Daly has worked at the Royal Opera House overseeing collaborations with The Royal Ballet and The Royal Opera on major projects, including the BP Big Screens live broadcasts into Trafalgar Square and throughout the UK, and the International Olympic Committee (IOC)'s Opening Ceremony for London's 2012 Olympics, executive produced by Wayne McGregor and starring Plácido Domingo, Renée Fleming, Bryn Terfel, Paloma Faith and Kate Prince's ZooNation.

Daly was identified as one of Britain's top young commercial producers by SOLT/ TMA, one of only six people selected to train on their Stage One scheme in 2013. She worked, both touring and in the West End, with Edward Snape on the Olivier Awards winning productions of Goodnight Mister Tom, The 39 Steps and The Ladykillers.

She produced the 5 star, sell-out Edinburgh Festival hit production of Manfred Karge's Man to Man in 2015.

Daly was a judge for the Olivier Awards, sitting on the Opera Panel, for the 2013–2014 and 2016–2017 seasons.

===Film and TV===
Daly has worked extensively at the BBC including for BBC Drama Production on the long-running series Casualty and alongside BAFTA-winning drama producer and director Pier Wilkie, BBC Events on live outdoor broadcasts, and in Commissioning for BBC Daytime. Productions for BBC Events included Live Earth at Wembley Stadium headlined by Madonna, working alongside Clarence House for the Concert for Diana at Wembley starring Elton John, Children in Need appeal nights, and major events such as The State Opening of Parliament and Elizabeth II's Royal Christmas message .

She has worked on numerous commercials and music videos for artists including Hot Chip, Lenny Kravitz, Kylie Minogue, Franz Ferdinand, Goldfrapp, Lily Allen, James Blunt, and more. In 2015, she worked with BAFTA Award-winning director Daniel Mulloy on his film Home, which starred Jack O'Connell and Holliday Grainger. The film premiered at the South by Southwest (SXSW) Film Festival and won the BAFTA for Best British Short Film in 2017.

Daly has a background as an actor, with credits including ITV's The Battle of Britain and performing in the 2011 Olivier Award-winning production of Puccini's La bohème at the Soho Theatre in London.

In 2016, Daly was jury-selected by BAFTA to join BAFTA Crew, a scheme that identifies the UK's top film and TV talent.

===Academic===
Daly is an active member of the University of Oxford's Oxford and Empire Network, an interdisciplinary initiative dedicated to examining the historical and contemporary impacts of imperialism on the university and beyond.

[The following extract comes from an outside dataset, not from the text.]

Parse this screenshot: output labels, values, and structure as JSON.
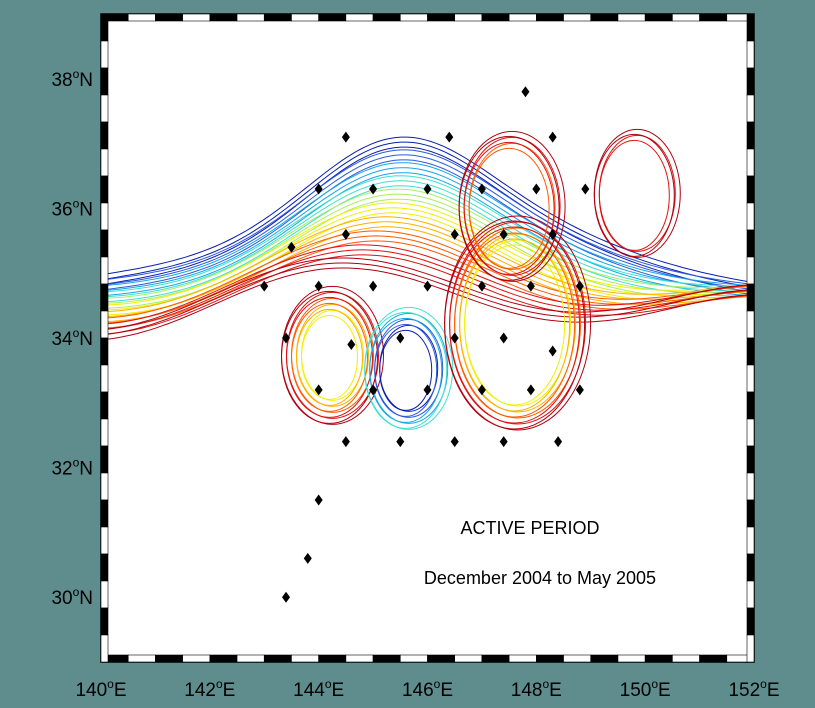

In addition to her role within the network, Daly has co-organised and lectured in the Oxford and Empire: Travel and Translation lecture series, hosted by the Oxford Research Centre in Humanities (TORCH). This series engages with critical issues surrounding the intersection of empire, travel, and cultural exchange.

She has also presented conference papers at several universities, including the University of Durham, University of London, University of Birmingham, and University of Surrey, contributing to ongoing academic discourse in her field.

===Philanthropy===
Daly served as Chair of the English National Opera (ENO) Young Patrons, a role in which she was supported by Sir Peter Bazalgette during his tenure as Chair of the ENO, and Sir Vernon Ellis, the ENO’s President.